Pedro, el cirujano
A esta altura de su carrera, Pedro Almodóvar puede hacer lo que se le cante. Ya no tiene que concebir películas para ganar el Oscar: ya lo ganó primero con Todo sobre mi madre, su peor filme, y con Hable con ella, uno de sus mejores. Es el realizador español más influyente de las últimas décadas, y rankea muy alto en la tabla europea, e incluso mundial. Su estilo es claramente reconocible y ya tiene un piso de público predeterminado. Incluso los críticos, expertos en ignorar cineastas en cuanto pasan un poco de moda, siempre discuten y polemizan sobre sus obras. Para bien y para mal, Pedro nunca pasa desapercibido. Por algo en los créditos, en el momento en que aparece la clásica frase “Un film de…” le basta con poner simplemente “Almodóvar”. Ni el nombre de pila necesita ya.
Por eso no es de extrañar que en sus últimas películas haya ido refinando su estilo al extremo, a la vez que redobla la apuesta narrativa y explicita cada vez más sus obsesiones referidas al cuerpo, la sexualidad, el choque de géneros, la mirada, el punto de vista, el artificio y el cine. La piel que habito es un ejemplo bastante evidente de esto.

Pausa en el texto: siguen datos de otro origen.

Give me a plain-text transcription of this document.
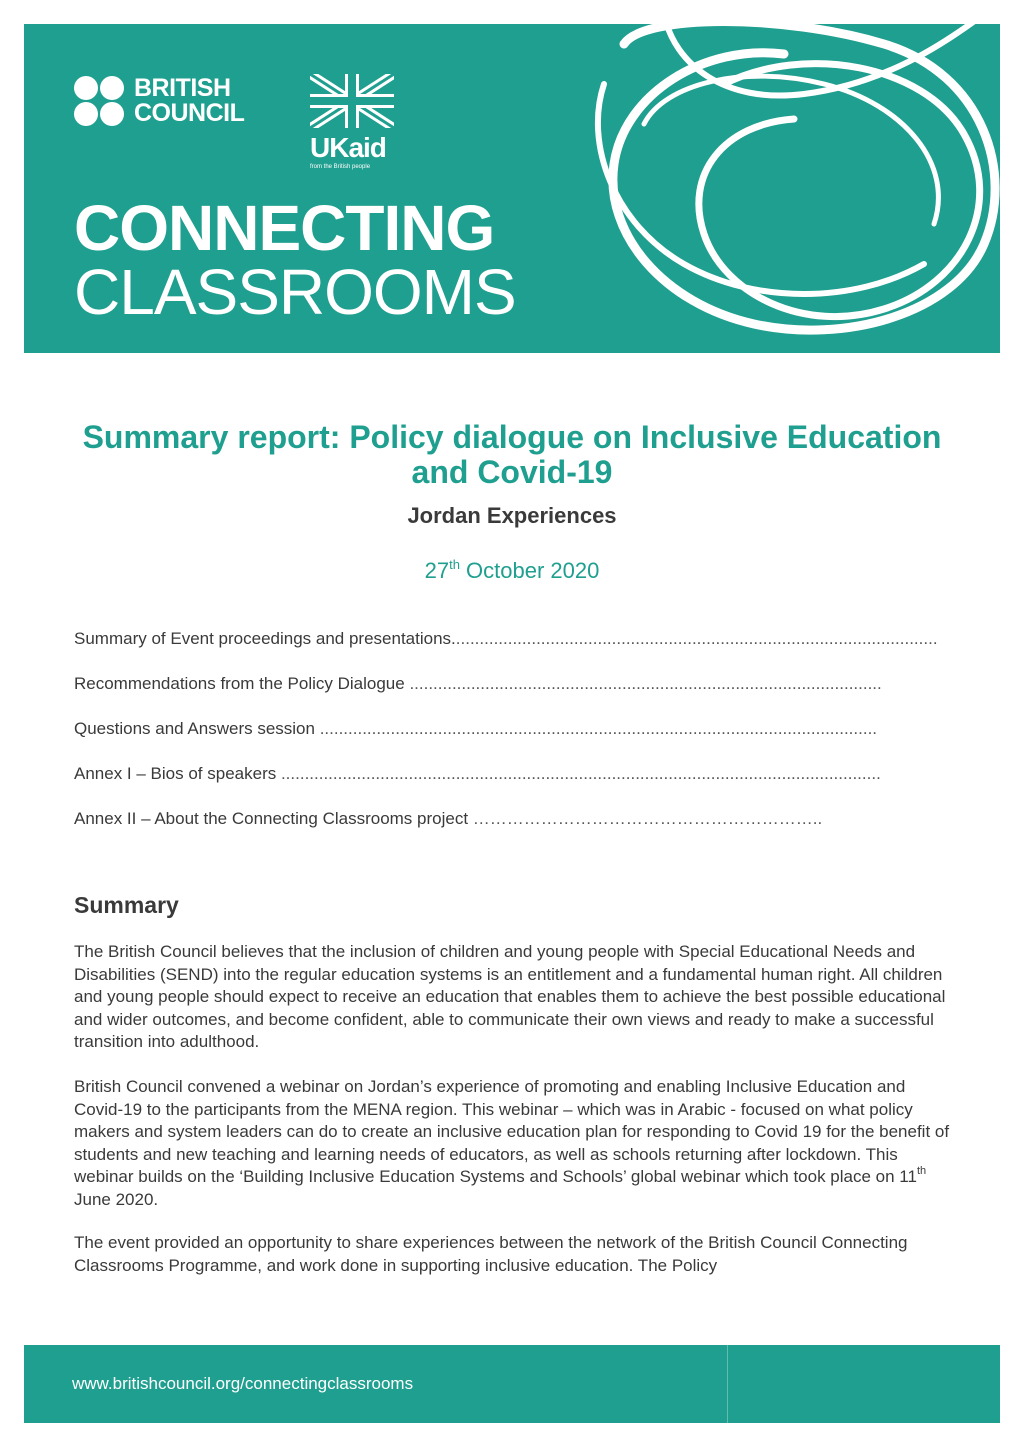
BRITISH
COUNCIL
UKaid
from the British people
CONNECTING
CLASSROOMS
Summary report: Policy dialogue on Inclusive Education and Covid-19
Jordan Experiences
27th October 2020
Summary of Event proceedings and presentations.......................................................................................................
Recommendations from the Policy Dialogue ....................................................................................................
Questions and Answers session ......................................................................................................................
Annex I – Bios of speakers ...............................................................................................................................
Annex II – About the Connecting Classrooms project ……………………………………………………..
Summary

The British Council believes that the inclusion of children and young people with Special Educational Needs and Disabilities (SEND) into the regular education systems is an entitlement and a fundamental human right. All children and young people should expect to receive an education that enables them to achieve the best possible educational and wider outcomes, and become confident, able to communicate their own views and ready to make a successful transition into adulthood.

British Council convened a webinar on Jordan’s experience of promoting and enabling Inclusive Education and Covid-19 to the participants from the MENA region. This webinar – which was in Arabic - focused on what policy makers and system leaders can do to create an inclusive education plan for responding to Covid 19 for the benefit of students and new teaching and learning needs of educators, as well as schools returning after lockdown. This webinar builds on the ‘Building Inclusive Education Systems and Schools’ global webinar which took place on 11th June 2020.

The event provided an opportunity to share experiences between the network of the British Council Connecting Classrooms Programme, and work done in supporting inclusive education. The Policy

www.britishcouncil.org/connectingclassrooms
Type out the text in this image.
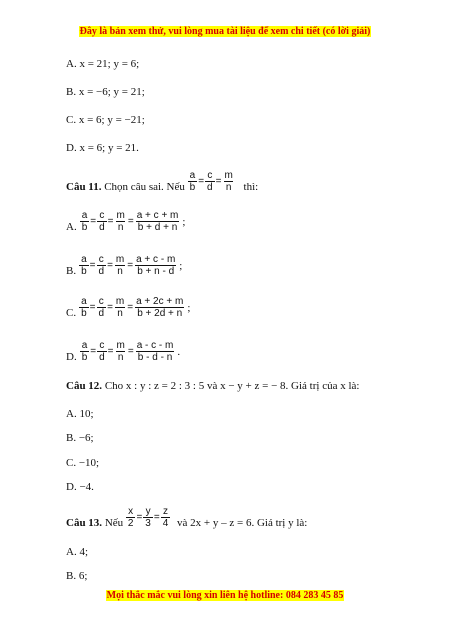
Đây là bản xem thử, vui lòng mua tài liệu để xem chi tiết (có lời giải)
A. x = 21; y = 6;
B. x = −6; y = 21;
C. x = 6; y = −21;
D. x = 6; y = 21.
Câu 11. Chọn câu sai. Nếu $\frac{a}{b} = \frac{c}{d} = \frac{m}{n}$ thì:
A. $\frac{a}{b} = \frac{c}{d} = \frac{m}{n} = \frac{a + c + m}{b + d + n}$ ;
B. $\frac{a}{b} = \frac{c}{d} = \frac{m}{n} = \frac{a + c - m}{b + n - d}$ ;
C. $\frac{a}{b} = \frac{c}{d} = \frac{m}{n} = \frac{a + 2c + m}{b + 2d + n}$ ;
D. $\frac{a}{b} = \frac{c}{d} = \frac{m}{n} = \frac{a - c - m}{b - d - n}$ .
Câu 12. Cho x : y : z = 2 : 3 : 5 và x − y + z = − 8. Giá trị của x là:
A. 10;
B. −6;
C. −10;
D. −4.
Câu 13. Nếu $\frac{x}{2} = \frac{y}{3} = \frac{z}{4}$ và 2x + y – z = 6. Giá trị y là:
A. 4;
B. 6;
Mọi thắc mắc vui lòng xin liên hệ hotline: 084 283 45 85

El film cuenta la historia de Robert Ledgard (Antonio Banderas), un brillante cirujano plástico que mantiene prisionera desde hace años a una mujer llamada Vera (Elena Anaya), con la que realiza todo tipo de experimentos vinculados al cuidado de la piel humana. El vínculo entre ellos es largo y complejo -atraviesa el deseo, el amor, la opresión, la represión, la venganza, la sumisión-, y Almodóvar se encarga de complejizarlo aún más, con muchas idas y vueltas en la narración, que en algunos casos son bastante forzadas.De hecho, en mitad del metraje, el film parece perder su eje, introduciendo nuevos personajes que durante bastante tiempo parecen estar sin rumbo, como esperando que el director hiciera algo con ellos.
Es que Almodóvar controla todo y, a diferencia de muchos de los mejores momentos de su filmografía, los protagonistas no tienen la oportunidad de ejercer su propio destino, de crear su propia historia, porque hay un autor-Dios muy pendiente de que lo que tiene para decir se cumpla. Por eso algunos de ellos son memorables, como el de Marilia (Marisa Paredes), una madre incompleta, que puede llegar a tener dos hijos, uno al que niega y otro del que se esconde parcialmente, comportándose siempre de manera maternal, pero a la vez, negándose a asumir totalmente su rol; pero otros estereotipados, como Zeca, uno de los hijos de Marilia, quien es más una caricatura que otra cosa. No nos olvidemos por supuesto de Robert -mostrando el mejor lado siniestro de Banderas, lejos de la estampa de estrella hollywoodense, casi como probándose a sí mismo- y Vera (Anaya como figura ambigua y seductora), ambos con pesadas mochilas sobre sí mismos.
En esa configuración-construcción-manipulación de los personajes, La piel que habito es un film que alterna entre el distanciamiento clínico y la cercanía extrema, brutal. A tal punto se da este juego de avance y retroceso, que en varias secuencias la película no se piensa a sí misma más allá de ciertos rasgos estilísticos, con lo que se aparta cuando se tendría que acercar, y viceversa.
Las secuencias finales de La piel que habito, una obra tan mecánica como desconcertante, confirman buena parte de las virtudes y defectos que posee todo el relato. En cierto modo, su lógica es implacable y prácticamente innegable. Sin embargo, también aparece como forzada e incoherente con lo que los personajes parecían sentir y proclamar. Aún así, Almodóvar posee el talento suficiente como para transmitir las marcas corporales y psicológicas de quienes protagonizan el film a los espectadores. El problema a futuro pasa porque su habilidad a la hora de contar y su capacidad de puesta en escena no le hagan perder su humanidad.